On the other hand, the higher tariff for the APML will increase the power purchase cost for Gujarat discoms by 14 paise per unit in FY2020 and impact the retail tariffs by 17 per unit, given that supply from the APML constitutes 15 per cent of power requirement of Gujarat discoms, he added.
The agency also said that the tariffs offered by APML, including the pass-through of higher cost of imported coal remains competitive against tariffs offered in the short-term market as well as against tariffs offered by the recently commissioned projects.

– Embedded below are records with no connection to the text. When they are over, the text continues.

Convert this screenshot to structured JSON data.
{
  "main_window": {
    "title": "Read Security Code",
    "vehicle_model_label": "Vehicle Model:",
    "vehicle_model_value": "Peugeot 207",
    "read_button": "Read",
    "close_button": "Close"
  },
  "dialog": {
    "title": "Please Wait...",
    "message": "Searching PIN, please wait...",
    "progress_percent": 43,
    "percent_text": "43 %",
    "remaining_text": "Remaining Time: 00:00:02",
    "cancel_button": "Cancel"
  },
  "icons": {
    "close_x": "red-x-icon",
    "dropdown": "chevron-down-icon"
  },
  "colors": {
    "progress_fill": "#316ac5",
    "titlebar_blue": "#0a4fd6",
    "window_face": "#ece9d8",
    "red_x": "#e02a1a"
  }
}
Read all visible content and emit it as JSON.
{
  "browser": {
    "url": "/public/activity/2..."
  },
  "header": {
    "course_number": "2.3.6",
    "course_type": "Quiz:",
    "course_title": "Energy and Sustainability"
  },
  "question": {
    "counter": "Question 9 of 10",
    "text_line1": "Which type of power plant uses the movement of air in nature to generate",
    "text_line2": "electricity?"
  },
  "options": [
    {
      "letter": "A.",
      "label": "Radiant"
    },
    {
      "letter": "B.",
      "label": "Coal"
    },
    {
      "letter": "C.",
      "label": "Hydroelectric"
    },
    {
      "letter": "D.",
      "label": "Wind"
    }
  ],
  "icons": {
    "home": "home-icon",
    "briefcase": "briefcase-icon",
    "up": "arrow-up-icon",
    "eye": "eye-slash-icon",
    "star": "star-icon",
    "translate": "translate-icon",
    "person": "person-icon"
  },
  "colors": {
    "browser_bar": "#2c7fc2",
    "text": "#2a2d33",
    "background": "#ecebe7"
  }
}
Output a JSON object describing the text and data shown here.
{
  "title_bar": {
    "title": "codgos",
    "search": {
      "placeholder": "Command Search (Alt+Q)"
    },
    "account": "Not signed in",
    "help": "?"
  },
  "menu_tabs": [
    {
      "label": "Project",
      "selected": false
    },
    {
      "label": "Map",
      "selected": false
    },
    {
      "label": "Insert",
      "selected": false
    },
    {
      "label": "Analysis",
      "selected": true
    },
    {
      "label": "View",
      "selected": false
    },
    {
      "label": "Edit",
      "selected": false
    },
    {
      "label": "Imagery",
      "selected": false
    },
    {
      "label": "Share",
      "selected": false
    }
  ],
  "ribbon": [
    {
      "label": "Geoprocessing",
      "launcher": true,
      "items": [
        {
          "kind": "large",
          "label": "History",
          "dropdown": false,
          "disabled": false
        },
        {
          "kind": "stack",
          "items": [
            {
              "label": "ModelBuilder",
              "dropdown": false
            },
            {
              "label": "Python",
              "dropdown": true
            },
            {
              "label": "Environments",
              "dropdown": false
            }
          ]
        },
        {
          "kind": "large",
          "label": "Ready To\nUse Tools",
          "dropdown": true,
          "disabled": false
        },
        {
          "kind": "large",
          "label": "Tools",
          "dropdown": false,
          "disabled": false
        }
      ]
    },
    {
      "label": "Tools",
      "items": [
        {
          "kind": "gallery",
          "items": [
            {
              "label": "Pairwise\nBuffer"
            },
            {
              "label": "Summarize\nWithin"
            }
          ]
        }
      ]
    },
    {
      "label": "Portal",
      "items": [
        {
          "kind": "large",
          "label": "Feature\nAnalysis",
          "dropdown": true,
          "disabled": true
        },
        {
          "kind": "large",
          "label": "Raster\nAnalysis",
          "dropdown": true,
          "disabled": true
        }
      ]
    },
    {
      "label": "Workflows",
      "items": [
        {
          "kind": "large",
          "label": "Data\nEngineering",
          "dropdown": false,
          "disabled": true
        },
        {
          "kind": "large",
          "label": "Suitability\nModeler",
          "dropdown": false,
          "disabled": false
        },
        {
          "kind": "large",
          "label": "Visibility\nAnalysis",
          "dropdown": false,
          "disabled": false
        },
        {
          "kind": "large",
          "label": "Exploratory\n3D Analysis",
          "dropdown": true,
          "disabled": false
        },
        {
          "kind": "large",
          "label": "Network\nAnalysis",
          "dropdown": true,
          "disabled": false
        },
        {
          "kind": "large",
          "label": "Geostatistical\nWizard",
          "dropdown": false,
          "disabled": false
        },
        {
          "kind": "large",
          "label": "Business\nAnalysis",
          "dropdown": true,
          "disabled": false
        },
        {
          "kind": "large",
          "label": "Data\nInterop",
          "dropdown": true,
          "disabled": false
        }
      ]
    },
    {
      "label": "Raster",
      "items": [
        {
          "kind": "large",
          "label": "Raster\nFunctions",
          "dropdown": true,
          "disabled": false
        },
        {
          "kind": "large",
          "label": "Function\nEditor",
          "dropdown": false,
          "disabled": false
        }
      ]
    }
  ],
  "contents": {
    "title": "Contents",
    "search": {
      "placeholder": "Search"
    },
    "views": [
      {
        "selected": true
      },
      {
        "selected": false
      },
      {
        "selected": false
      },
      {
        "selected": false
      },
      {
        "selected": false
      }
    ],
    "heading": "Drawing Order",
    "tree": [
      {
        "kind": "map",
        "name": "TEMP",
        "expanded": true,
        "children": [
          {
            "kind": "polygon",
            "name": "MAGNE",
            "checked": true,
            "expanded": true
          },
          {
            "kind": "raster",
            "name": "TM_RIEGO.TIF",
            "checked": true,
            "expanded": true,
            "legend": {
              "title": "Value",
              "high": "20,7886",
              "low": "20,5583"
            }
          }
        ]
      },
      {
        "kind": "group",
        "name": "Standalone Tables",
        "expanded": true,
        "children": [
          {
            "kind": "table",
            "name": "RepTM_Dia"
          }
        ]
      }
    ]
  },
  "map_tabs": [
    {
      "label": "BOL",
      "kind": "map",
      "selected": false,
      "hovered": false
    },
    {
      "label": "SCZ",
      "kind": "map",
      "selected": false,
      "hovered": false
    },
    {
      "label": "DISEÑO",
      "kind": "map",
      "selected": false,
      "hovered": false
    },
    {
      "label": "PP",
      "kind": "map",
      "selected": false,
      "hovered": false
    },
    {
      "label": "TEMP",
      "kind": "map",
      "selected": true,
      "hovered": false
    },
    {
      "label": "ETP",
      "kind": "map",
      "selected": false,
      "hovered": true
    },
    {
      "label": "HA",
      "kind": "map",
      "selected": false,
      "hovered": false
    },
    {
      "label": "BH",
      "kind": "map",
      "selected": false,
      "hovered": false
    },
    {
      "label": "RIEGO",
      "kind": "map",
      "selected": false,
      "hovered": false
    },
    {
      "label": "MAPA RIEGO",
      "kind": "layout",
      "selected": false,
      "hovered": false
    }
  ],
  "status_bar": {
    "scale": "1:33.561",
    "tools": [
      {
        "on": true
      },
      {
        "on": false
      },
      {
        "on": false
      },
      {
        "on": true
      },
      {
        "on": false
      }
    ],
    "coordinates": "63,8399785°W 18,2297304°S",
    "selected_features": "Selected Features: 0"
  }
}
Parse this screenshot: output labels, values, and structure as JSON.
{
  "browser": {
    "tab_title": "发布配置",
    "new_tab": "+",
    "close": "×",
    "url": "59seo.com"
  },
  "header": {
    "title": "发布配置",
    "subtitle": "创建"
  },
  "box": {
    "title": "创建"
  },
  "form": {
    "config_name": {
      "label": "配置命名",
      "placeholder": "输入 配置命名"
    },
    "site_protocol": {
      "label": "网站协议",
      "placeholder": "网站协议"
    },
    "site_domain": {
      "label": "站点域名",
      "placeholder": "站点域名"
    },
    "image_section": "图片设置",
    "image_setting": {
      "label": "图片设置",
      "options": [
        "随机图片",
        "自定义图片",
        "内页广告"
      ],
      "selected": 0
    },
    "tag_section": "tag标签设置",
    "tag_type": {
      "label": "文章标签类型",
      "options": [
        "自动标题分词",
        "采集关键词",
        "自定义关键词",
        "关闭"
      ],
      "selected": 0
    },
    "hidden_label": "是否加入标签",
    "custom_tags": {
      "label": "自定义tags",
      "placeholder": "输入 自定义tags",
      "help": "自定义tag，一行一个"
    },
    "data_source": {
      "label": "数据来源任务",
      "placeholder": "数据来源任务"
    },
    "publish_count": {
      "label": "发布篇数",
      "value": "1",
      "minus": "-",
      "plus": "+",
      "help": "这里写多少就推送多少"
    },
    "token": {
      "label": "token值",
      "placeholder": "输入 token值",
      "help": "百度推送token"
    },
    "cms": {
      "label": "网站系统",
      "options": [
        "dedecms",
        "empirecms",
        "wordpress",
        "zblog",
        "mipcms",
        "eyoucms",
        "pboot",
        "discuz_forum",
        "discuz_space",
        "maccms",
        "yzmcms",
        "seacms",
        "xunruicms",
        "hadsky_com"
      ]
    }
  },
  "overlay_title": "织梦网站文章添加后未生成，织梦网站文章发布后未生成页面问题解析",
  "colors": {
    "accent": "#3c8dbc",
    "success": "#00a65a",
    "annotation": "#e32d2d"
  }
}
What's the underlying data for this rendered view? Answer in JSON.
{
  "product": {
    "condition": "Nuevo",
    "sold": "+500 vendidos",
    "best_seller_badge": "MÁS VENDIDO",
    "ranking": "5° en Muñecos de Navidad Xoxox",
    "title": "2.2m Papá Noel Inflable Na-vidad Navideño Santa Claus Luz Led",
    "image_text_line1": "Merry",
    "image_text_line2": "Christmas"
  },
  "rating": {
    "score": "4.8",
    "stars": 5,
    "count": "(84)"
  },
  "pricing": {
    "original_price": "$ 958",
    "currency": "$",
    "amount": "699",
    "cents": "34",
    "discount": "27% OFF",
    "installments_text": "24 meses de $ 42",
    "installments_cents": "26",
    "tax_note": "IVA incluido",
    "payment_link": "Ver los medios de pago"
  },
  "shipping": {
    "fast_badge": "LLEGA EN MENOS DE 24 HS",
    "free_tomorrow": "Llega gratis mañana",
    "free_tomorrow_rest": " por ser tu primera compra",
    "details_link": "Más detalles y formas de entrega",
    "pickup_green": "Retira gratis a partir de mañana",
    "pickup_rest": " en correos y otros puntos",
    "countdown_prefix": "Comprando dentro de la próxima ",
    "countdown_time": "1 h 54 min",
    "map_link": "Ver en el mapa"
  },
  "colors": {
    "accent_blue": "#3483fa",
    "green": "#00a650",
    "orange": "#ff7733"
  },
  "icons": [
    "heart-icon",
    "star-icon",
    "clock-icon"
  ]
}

As per the supplemental PPAs, the pass-through of fuel cost is subject to covenants like ceiling on cost of imported coal at USD 110 per tonne for coal GCV (gross calorific value) of 6,322 Kcal/kg, reduction in fixed cost of 20 paise per unit (through savings from lenders) and sharing of 100 per cent of the mining profits with a floor of 5 paise per unit.
In addition, APML will increase the normative availability to 90 per cent without any additional charges and the procurer will have an option to procure untied-capacity of APML at similar terms of the existing PPAs and option to extend the PPA tenure by 10 years, it added.
The CERC order follows the directions issued by the Supreme Court in October 2018 to decide on the changes proposed by the Gujarat government to the PPAs tied up by the imported coal-based plants of APML, CGPL and EPL. The amendments to the PPAs are based on a report submitted by the Gujarat government appointed high-powered committee, chaired by the former Supreme Court Judge Justice R K Agrawal.
This committee was set up to suggest suitable solutions to resolve the hardship faced by these projects due to high price of coal imported from Indonesia, post change in mining regulations in Indonesia. This is in view of the stoppage / reduction in supply from these power plants to the Gujarat discoms leading to an increase in dependence on procurement from the short-term market at higher tariff rates.
Earlier in April 2017, the Supreme Court ruled out any compensatory tariff for these projects by setting aside the favourable orders issued by the CERC and Appellate Tribunal for Electricity (APTEL). The apex court in its order noted that the change in international regulations would not construe as a change in law or force majeure event with respect to the PPAs signed with the distribution utilities.